8 Stop Making Sense (1984) is a concert movie featuring Talking Heads live on stage. Directed by Jonathan Demme, it was shot over the course of three nights at Hollywood’s Pantages Theater in December 1983, as the group was touring to promote their new album Speaking in Tongues. The movie is notable for being the first made entirely using digital audio techniques. The band raised the budget of $1.2 million themselves. The film has been hailed by Leonard Maltin as “one of the greatest rock movies ever made,” and Pauline Kael of The New Yorker described it as “...close to perfection.” The movie is also notable for Davin Byrne’s “big suit,” an absurdly oversized business suit he dons late in the concert for the song “Girlfriend is Better” (featuring lyrics from which the film takes its title).
9 “Psycho Killer” is a song written by David Byrne, Chris Frantz and Tina Weymouth and first played by their band The Artistic in 1974, and as new wave band Talking Heads in 1975, with a later version recorded for their 1977 album Talking Heads: 77. The band’s “signature debut hit” features lyrics which seem to represent the thoughts of a serial killer. Originally written and performed as a ballad, “Psycho Killer” became what Allmusic calls a “deceptively funky new wave/no wave song (...) [with] an insistent rhythm, and one of the most memorable, driving bass lines in rock & roll.”
10 From Christian Schubart’s Ideen zu einer Aesthetik der Tonkunst (1806): Shubart identifies the key of D minor as “the key in which the humours brood.”
Humorism, or humoralism, is a now discredited theory of the makeup and workings of the human body, adopted by Ancient Greek and Roman physicians and philosophers, positing that an excess or deficiency of any of four distinct bodily fluids known as humors in a person directly influences their temperament and health. From Hippocrates onward, the humoral theory was adopted by Greek, Roman and Persian physicians, and became the most commonly held view of the human body among European physicians until the advent of modern medical research in the nineteenth century. The four humors of Hippocratic medicine are black bile (Gk. melan chole), yellow bile (Gk. chole), phlegm (Gk. phlegma), and blood (Gk. haima), and each corresponds to one of the traditional four temperaments. A humor is also referred to as a cambium (pl. cambia or cambiums).

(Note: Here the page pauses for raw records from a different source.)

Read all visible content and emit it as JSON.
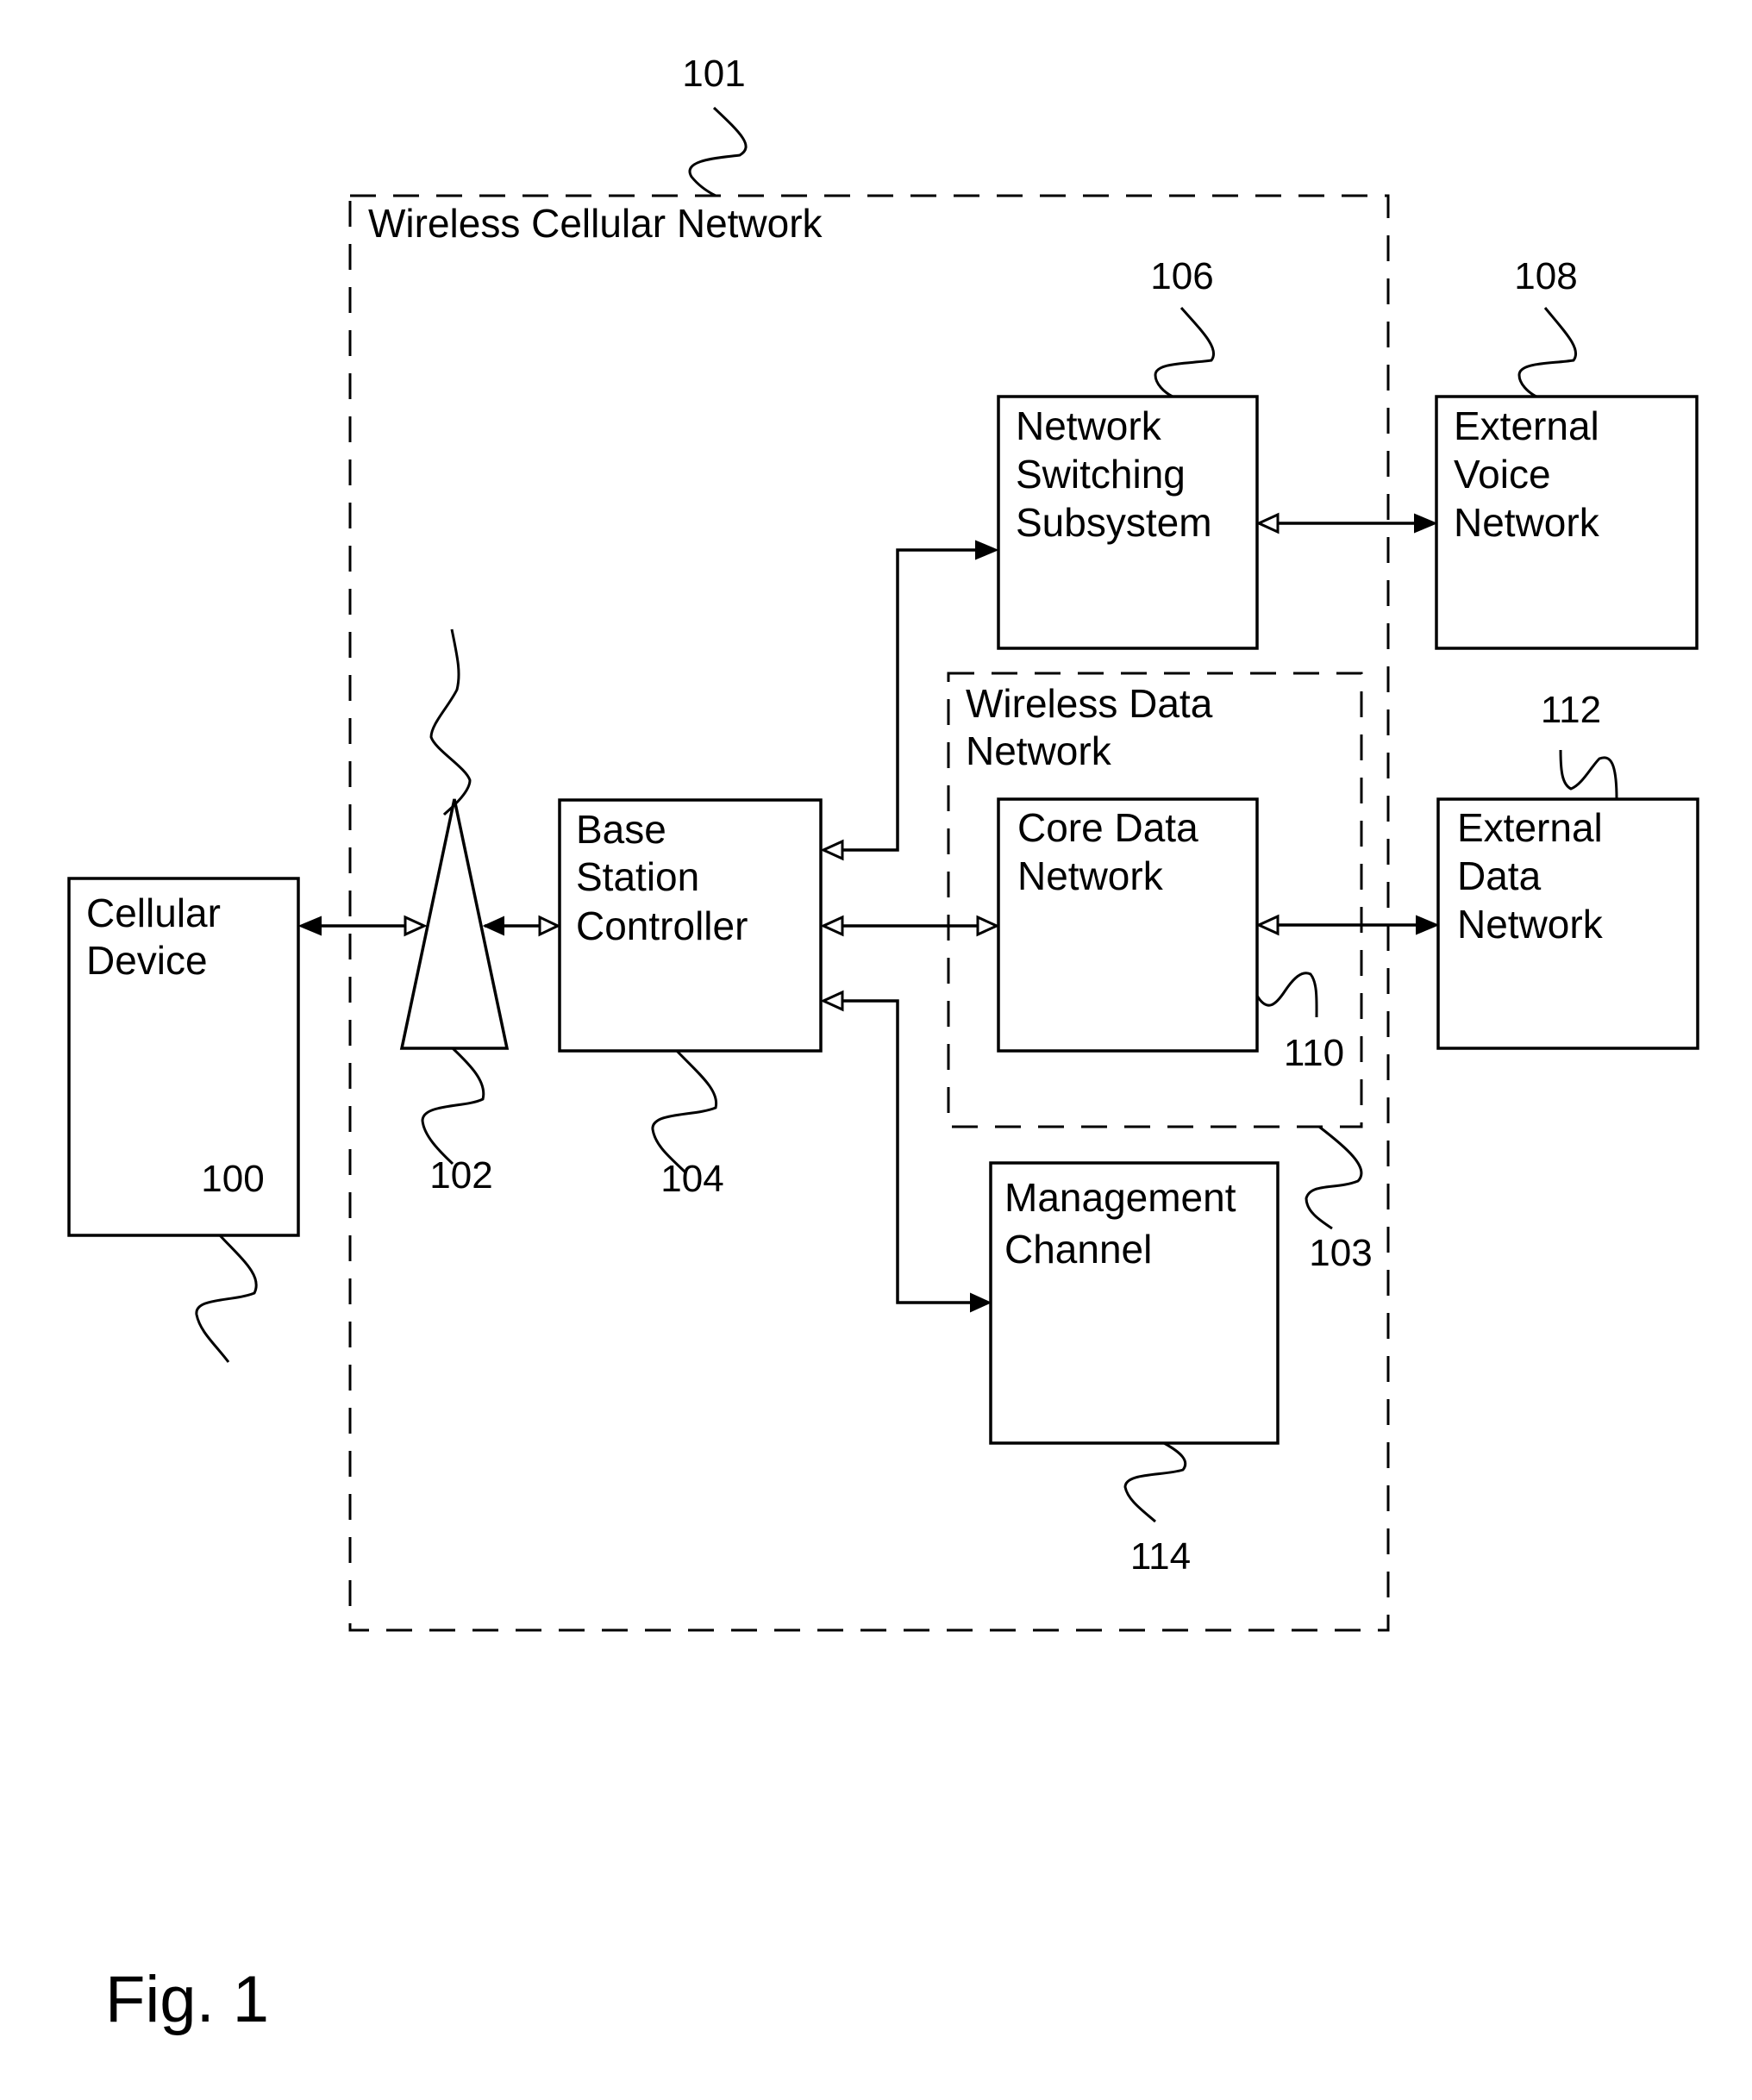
{
  "figure": {
    "caption": "Fig. 1",
    "containers": {
      "wireless_cellular_network": {
        "label": "Wireless Cellular Network",
        "ref": "101"
      },
      "wireless_data_network": {
        "label_line1": "Wireless Data",
        "label_line2": "Network",
        "ref": "103"
      }
    },
    "blocks": {
      "cellular_device": {
        "lines": [
          "Cellular",
          "Device"
        ],
        "ref": "100"
      },
      "antenna": {
        "ref": "102"
      },
      "base_station_controller": {
        "lines": [
          "Base",
          "Station",
          "Controller"
        ],
        "ref": "104"
      },
      "network_switching_subsystem": {
        "lines": [
          "Network",
          "Switching",
          "Subsystem"
        ],
        "ref": "106"
      },
      "external_voice_network": {
        "lines": [
          "External",
          "Voice",
          "Network"
        ],
        "ref": "108"
      },
      "core_data_network": {
        "lines": [
          "Core Data",
          "Network"
        ],
        "ref": "110"
      },
      "external_data_network": {
        "lines": [
          "External",
          "Data",
          "Network"
        ],
        "ref": "112"
      },
      "management_channel": {
        "lines": [
          "Management",
          "Channel"
        ],
        "ref": "114"
      }
    },
    "connections": [
      {
        "from": "Cellular Device",
        "to": "Antenna",
        "direction": "bidirectional"
      },
      {
        "from": "Antenna",
        "to": "Base Station Controller",
        "direction": "bidirectional"
      },
      {
        "from": "Base Station Controller",
        "to": "Network Switching Subsystem",
        "direction": "bidirectional"
      },
      {
        "from": "Base Station Controller",
        "to": "Core Data Network",
        "direction": "bidirectional"
      },
      {
        "from": "Base Station Controller",
        "to": "Management Channel",
        "direction": "bidirectional"
      },
      {
        "from": "Network Switching Subsystem",
        "to": "External Voice Network",
        "direction": "bidirectional"
      },
      {
        "from": "Core Data Network",
        "to": "External Data Network",
        "direction": "bidirectional"
      }
    ]
  }
}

11 Bedtime for Bonzo is a 1951 comedy film directed by Frederick de Cordova, starring then-future U.S. President Ronald Reagan and Diana Lynn. It revolves around the attempts of the central character, Psychology Professor Peter Boyd (Ronald Reagan), to teach human morals to a chimpanzee, hoping to solve the “nature versus nurture” question. He hires a woman (Diana Lynn) to pose as the chimp’s mother while he plays father to it, and uses 1950s-era child rearing techniques.

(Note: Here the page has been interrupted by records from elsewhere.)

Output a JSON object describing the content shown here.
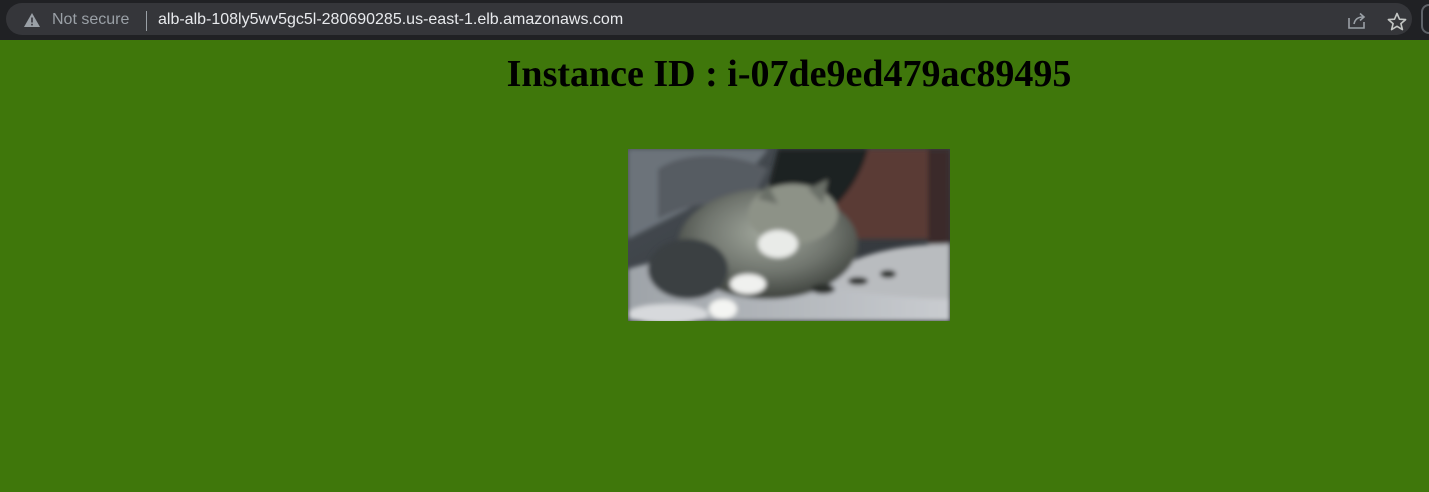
{
  "browser": {
    "security_label": "Not secure",
    "url": "alb-alb-108ly5wv5gc5l-280690285.us-east-1.elb.amazonaws.com",
    "icons": [
      "warning-icon",
      "share-icon",
      "star-icon"
    ]
  },
  "page": {
    "heading": "Instance ID : i-07de9ed479ac89495",
    "background_color": "#3f770b",
    "image_label": "cat-photo"
  }
}
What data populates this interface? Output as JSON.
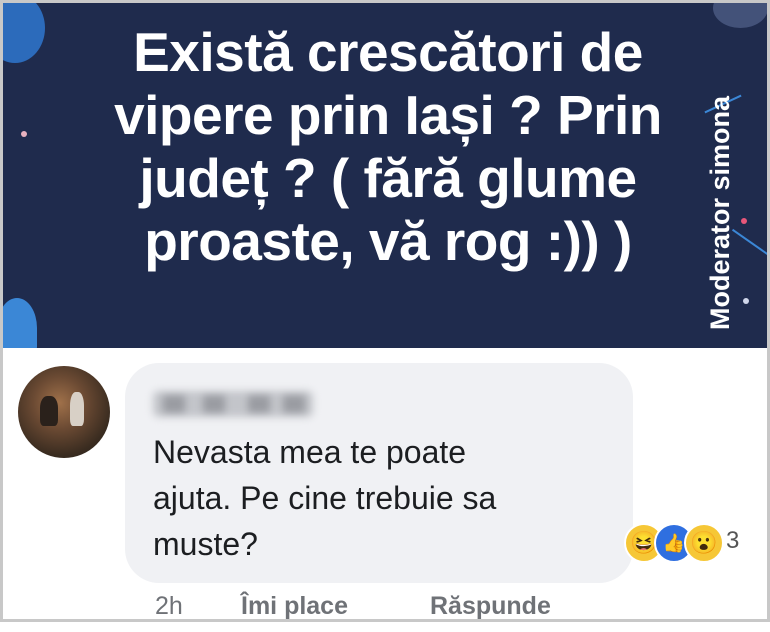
{
  "post": {
    "text_lines": [
      "Există crescători de",
      "vipere prin Iași ? Prin",
      "județ ? ( fără glume",
      "proaste, vă rog :)) )"
    ],
    "watermark": "Moderator simona",
    "background_color": "#1f2b4d"
  },
  "comment": {
    "author": "",
    "text_lines": [
      "Nevasta mea te poate",
      "ajuta. Pe cine trebuie sa",
      "muste?"
    ],
    "reactions": {
      "icons": [
        "haha-icon",
        "like-icon",
        "wow-icon"
      ],
      "count": "3"
    },
    "actions": {
      "time": "2h",
      "like_label": "Îmi place",
      "reply_label": "Răspunde"
    }
  }
}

12 Chimpanzees use a distinctive “pant-hoot” call when arriving into a group.
13 Original mine railways used wax-impregnated wooden rails attached to wooden sleepers, on which drams were dragged by men, children or animals. This was later replaced by L-shaped iron rails, which were attached to the mine floor, meaning that no sleepers were required and hence leaving easy access for the feet of children or animals to propel more drams.